Army history highlights failures in Iraq War
Interesting article.While fighting in Iraq, the Army failed to grasp the significance of the country’s sectarian divisions and “tended to penalize” its own innovative leaders, according the service’s long-awaited history of the war that claimed over 4,000 servicemembers’ lives. The study, titled “The U.S. Army in the Iraq War” and published by the U.S. Army War College, was commissioned in 2013 by retired Gen. Raymond Odierno when he was the service’s chief.
The study highlights numerous failures during the 8-year conflict, including a lack of awareness among military leaders of the sectarian, social and political dynamics in the country that would fuel much of the violence.

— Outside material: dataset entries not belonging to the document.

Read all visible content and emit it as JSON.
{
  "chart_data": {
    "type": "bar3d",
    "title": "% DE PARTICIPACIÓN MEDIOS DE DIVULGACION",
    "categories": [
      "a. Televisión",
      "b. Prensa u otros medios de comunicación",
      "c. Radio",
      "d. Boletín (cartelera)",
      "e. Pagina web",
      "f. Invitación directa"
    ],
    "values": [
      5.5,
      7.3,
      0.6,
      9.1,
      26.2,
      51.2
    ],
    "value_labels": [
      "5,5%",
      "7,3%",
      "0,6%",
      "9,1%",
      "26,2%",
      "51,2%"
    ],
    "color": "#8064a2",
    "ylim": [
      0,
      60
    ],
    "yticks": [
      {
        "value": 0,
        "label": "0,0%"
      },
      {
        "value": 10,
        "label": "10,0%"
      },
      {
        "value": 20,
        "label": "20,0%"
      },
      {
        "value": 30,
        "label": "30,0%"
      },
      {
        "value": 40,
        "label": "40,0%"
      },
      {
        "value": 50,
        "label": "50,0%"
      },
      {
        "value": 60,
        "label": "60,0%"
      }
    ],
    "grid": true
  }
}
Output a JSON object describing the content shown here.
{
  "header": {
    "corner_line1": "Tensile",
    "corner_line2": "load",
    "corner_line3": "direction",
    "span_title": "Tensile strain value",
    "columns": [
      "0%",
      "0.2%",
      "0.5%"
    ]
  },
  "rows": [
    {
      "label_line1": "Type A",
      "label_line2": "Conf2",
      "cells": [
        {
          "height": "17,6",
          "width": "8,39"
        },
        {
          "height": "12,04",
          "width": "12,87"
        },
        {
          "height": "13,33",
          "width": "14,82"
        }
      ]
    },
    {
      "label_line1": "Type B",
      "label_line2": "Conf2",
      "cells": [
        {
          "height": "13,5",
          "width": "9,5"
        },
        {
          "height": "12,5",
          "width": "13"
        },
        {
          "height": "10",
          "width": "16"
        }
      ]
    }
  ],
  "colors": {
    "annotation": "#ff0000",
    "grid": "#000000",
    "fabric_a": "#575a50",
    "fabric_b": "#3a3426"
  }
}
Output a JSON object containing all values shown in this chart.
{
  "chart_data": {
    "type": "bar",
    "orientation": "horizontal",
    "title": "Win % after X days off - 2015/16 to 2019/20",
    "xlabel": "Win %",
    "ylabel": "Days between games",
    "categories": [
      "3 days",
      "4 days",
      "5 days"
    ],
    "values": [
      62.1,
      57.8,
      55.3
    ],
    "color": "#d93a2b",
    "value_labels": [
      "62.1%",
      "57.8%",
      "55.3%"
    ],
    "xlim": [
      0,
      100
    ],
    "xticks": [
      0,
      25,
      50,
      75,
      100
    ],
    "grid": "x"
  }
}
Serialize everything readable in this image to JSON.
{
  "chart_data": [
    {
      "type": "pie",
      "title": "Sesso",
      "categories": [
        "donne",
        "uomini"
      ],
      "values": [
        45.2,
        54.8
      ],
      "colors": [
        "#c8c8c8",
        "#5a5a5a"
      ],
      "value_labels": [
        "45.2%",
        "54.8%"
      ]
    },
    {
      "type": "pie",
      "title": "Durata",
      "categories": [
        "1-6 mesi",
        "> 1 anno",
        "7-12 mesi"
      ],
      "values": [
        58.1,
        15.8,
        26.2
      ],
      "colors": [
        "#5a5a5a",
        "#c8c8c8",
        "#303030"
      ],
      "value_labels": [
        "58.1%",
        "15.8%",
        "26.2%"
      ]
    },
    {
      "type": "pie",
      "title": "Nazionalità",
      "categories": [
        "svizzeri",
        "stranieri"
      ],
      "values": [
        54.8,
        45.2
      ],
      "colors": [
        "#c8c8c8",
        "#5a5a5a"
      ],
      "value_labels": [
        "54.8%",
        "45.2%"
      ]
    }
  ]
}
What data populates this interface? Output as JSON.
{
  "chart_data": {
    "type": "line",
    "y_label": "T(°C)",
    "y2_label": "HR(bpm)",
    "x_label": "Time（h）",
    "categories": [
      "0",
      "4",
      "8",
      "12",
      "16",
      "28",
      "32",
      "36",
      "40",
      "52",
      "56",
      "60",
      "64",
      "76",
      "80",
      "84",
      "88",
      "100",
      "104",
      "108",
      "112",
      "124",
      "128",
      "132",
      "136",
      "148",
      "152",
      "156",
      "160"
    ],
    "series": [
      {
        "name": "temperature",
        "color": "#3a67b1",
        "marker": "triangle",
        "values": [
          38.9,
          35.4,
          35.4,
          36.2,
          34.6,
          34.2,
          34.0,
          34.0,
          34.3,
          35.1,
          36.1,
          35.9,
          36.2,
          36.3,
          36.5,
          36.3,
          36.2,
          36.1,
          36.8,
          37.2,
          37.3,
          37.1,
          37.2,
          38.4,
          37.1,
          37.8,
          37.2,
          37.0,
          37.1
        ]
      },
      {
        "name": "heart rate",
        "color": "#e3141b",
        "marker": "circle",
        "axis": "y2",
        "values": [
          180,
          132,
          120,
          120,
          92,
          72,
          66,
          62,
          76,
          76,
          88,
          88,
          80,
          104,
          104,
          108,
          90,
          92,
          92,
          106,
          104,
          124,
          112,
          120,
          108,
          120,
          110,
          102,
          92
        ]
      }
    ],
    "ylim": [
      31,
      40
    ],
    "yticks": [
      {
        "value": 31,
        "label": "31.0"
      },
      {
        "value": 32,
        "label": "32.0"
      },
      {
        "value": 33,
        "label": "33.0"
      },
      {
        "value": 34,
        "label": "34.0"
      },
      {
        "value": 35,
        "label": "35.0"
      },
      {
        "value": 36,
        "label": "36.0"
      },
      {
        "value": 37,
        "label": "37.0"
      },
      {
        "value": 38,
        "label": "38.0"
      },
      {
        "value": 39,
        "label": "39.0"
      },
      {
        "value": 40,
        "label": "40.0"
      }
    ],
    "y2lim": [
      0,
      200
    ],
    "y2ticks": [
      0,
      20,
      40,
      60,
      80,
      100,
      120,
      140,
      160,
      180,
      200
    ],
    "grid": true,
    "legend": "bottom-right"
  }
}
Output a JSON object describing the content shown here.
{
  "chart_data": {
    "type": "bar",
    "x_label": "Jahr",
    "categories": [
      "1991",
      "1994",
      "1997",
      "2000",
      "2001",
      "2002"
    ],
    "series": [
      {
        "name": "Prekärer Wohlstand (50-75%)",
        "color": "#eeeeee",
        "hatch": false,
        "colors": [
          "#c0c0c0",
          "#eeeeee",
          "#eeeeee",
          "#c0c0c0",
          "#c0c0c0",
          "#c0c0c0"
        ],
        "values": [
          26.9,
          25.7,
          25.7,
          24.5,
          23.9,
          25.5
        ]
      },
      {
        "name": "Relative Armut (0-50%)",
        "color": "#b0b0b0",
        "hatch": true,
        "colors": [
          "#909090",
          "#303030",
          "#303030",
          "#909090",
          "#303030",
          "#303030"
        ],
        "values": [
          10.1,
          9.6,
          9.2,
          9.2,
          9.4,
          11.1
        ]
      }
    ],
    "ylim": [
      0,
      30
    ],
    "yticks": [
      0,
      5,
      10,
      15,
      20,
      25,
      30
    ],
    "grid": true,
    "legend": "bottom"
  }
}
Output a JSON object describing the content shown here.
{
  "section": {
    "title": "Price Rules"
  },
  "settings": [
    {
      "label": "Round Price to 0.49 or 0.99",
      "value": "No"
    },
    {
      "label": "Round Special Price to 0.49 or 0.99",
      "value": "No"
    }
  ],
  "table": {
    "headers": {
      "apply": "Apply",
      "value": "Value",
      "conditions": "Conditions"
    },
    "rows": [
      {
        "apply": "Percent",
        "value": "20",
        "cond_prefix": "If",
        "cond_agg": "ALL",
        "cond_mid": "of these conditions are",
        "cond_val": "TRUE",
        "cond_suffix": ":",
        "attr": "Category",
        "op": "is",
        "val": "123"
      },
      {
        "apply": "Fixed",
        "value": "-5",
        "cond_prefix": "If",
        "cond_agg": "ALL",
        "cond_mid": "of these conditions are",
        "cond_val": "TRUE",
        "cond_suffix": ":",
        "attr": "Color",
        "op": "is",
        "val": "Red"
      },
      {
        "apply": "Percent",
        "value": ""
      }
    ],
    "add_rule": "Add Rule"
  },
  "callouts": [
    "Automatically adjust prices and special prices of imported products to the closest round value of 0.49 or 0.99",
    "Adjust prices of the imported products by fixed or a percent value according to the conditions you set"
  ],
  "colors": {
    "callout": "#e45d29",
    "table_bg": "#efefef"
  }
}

The critique, which is more than 1,000 pages long and contains hundreds of declassified documents, also says efforts to train Iraq’s military were insufficient and led to a force that was over-reliant on the U.S.
The decisions by commanders, often made in consensus, “seemed reasonable at the time they were made, but nonetheless added up over time to a failure to achieve our strategic objectives,” the study said. “Examining the reasoning behind these decisions and the systemic failures that produced them should be the first task in analyzing the Iraq War’s lessons.”
Authored by a group of Army officers, the study also criticizes the Army for failing to recognize effective leaders on the battlefield and an institutional tendency to punish the best innovators.